With the rapid increase in twins and higher multiples, this situation is going to become ever more common. It emphasizes that a key event in the loss of a multiple is the loss of status. Not “status” in any derogatory sense, but simply that there is something very special about being the parent of multiple(s). When this mother tells the school about her two surviving triplets, she is not trying to say to the world “Look, I am special, one of the few women who has conceived triplets”. What she is quite reasonably reluctant to do is to dismiss the third one she carried till birth.

The loss of a multiple goes well beyond the school situation but there are two specific situations which the school may face

(i) older siblings and the loss of twins or higher multiples. Telling all your classmates you are going to be the older brother or sister of multiples is really special. What happens when one or more dies, especially at birth?

  • “You’ve lost your Mum who is still in the hospital
  • You’ve lost your Dad who is so occupied with grief and arranging the funeral(s)
  • You’ve lost that specialness everyone has been speaking about for months.”

Teachers can hardly be expected to be bereavement counselors and they need to share the burden with others. But they need to keep this possible scenario in mind with every multiple pregnancy. Yes, bereavement can happen with any pregnancy. It is that it is so much more common with twins and especially with higher multiples, that means we need to signal this possibility.

(ii) discovering you are multiple.
“One of our students went back to visit the extended family in Europe and discovered she was a twin. They thought she knew but it had been kept from her. What really grated was that her younger sister knew but had been told never to tell her.”

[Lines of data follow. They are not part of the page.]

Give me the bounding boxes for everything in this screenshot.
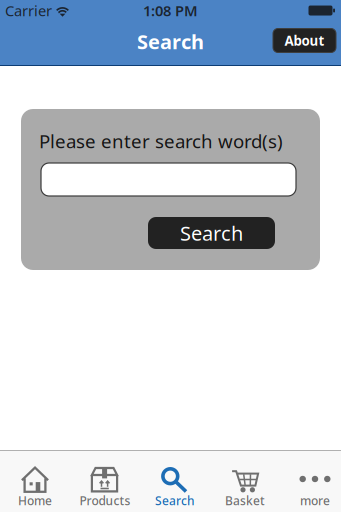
button[interactable]: Basket: [210, 451, 280, 512]
staticText: Basket: [225, 492, 265, 508]
staticText: About: [284, 32, 324, 49]
staticText: more: [300, 492, 330, 508]
staticText: Please enter search word(s): [39, 129, 283, 153]
staticText: Search: [137, 28, 204, 55]
staticText: Products: [80, 492, 130, 508]
staticText: Home: [18, 492, 52, 508]
staticText: Carrier: [5, 1, 52, 20]
button[interactable]: Home: [0, 451, 70, 512]
button[interactable]: About: [273, 28, 336, 52]
button[interactable]: more: [280, 451, 341, 512]
staticText: 1:08 PM: [143, 1, 198, 20]
staticText: Search: [155, 492, 195, 508]
button[interactable]: Search: [148, 217, 275, 249]
staticText: Search: [180, 220, 243, 246]
button[interactable]: Products: [70, 451, 140, 512]
button[interactable]: Search: [140, 451, 210, 512]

This may be an extreme situation, but it may be into the school years before parents think a young person knows enough about babies and life or death to handle this information, putting more pressure on the school to handle their side of the situation.


Bereavement Resources

Center for Loss in Multiple Birth (CLIMB), Inc
‘Provides support to parents throughout the United States, Canada and beyond who have experienced the death of one or more, both or all their children during a twin, triplet or higher multiple pregnancy, at birth, or in infancy or childhood’
Website: http://www.climb-support.org

Twins and Sudden Infant Death Syndrome
SIDS and twin loss
Website: http://sids-network.org/fp/wood_marla10.htm


Teachers, Do you know how many children in your class are from multiple births?

The key thing is knowledge. The parents need to feel comfortable to tell the school this child is a surviving twin, triplet or even higher multiple. But the school needs to feel equally comfortable that this is knowledge they need and can handle. For example, are the parents pushing their child(ren) to succeed to make-up for the one(s) no longer there? This is an agenda the school needs to know, not so that they query the parents raising the issue of loss of a multiple, but so that they get a fuller understanding of the family and the child(ren) in their care.

The school may choose to access information such as Woodward to get some idea of how adults who grew-up without that lost their twin feel about this situation. The significance of the loss of a multiple is shown by the number of websites that deal with this for families and for professionals.

Just to give one example:

“We usually do something special in the class when it is their birthday. The others try to have a ‘surprise’ but six-year-olds are not the best at keeping secrets…. It went so wrong with James. He burst into tears. It turns out Mum and Dad had been crying that morning. It’s his birthday, but also the day his twin brother, Charles died, a few hours after birth. Do you call it ‘Charles’ birthday’? I feel furious with myself-why didn’t I think of this- and a little bit furious with the parents-why didn’t they tell me more about this.”

It is important for the young person to realize they are not alone and that lots of other young people have experienced a similar loss. In particular, they need to know they were NOT responsible for the loss of their twin or higher multiple.